= Charles R. Embry =

Charles R. Embry is Professor Emeritus of Political Science at Texas A&M University–Commerce, he joined then East Texas State University in 1969. Embry has just published The Philosopher and the Storyteller: Eric Voegelin and Twentieth-Century Literature, University of Missouri Press, ISBN 978-0-8262-1790-5. Embry previously edited the following two books: Robert B. Heilman and Eric Voegelin: A Friendship in Letters, 1944–1984 and coeditor of Philosophy, Literature, and Politics: Essays Honoring Ellis Sandoz.

Embry studied under Ellis Sandoz at Louisiana Tech University and John Hallowell at Duke University and is an active member in the Eric Voegelin Society, presenting at many annual meetings.

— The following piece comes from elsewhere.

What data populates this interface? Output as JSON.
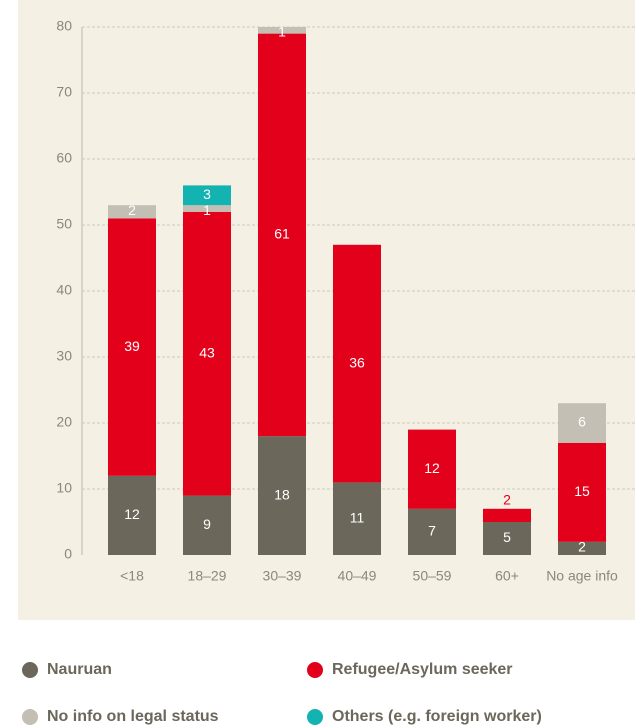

In 2005 Embry was the chair for a panel titled, The Evocation of Experience: Poetry and Eric Voegelin's Theory of Symbolization at the Eric Voegelin Society Conference in Washington, D.C.

In 2004 Embry presented "The Literary Criticism of Eric Voegelin in his Correspondence with Robert B. Heilman" at the 20th Annual Eric Voegelin Society conference held in Chicago, Illinois.

In 2003 Embry presented "Show me something snaky" at the annual meeting of the American Political Science Association, Philadelphia Marriott Hotel, Philadelphia, PA.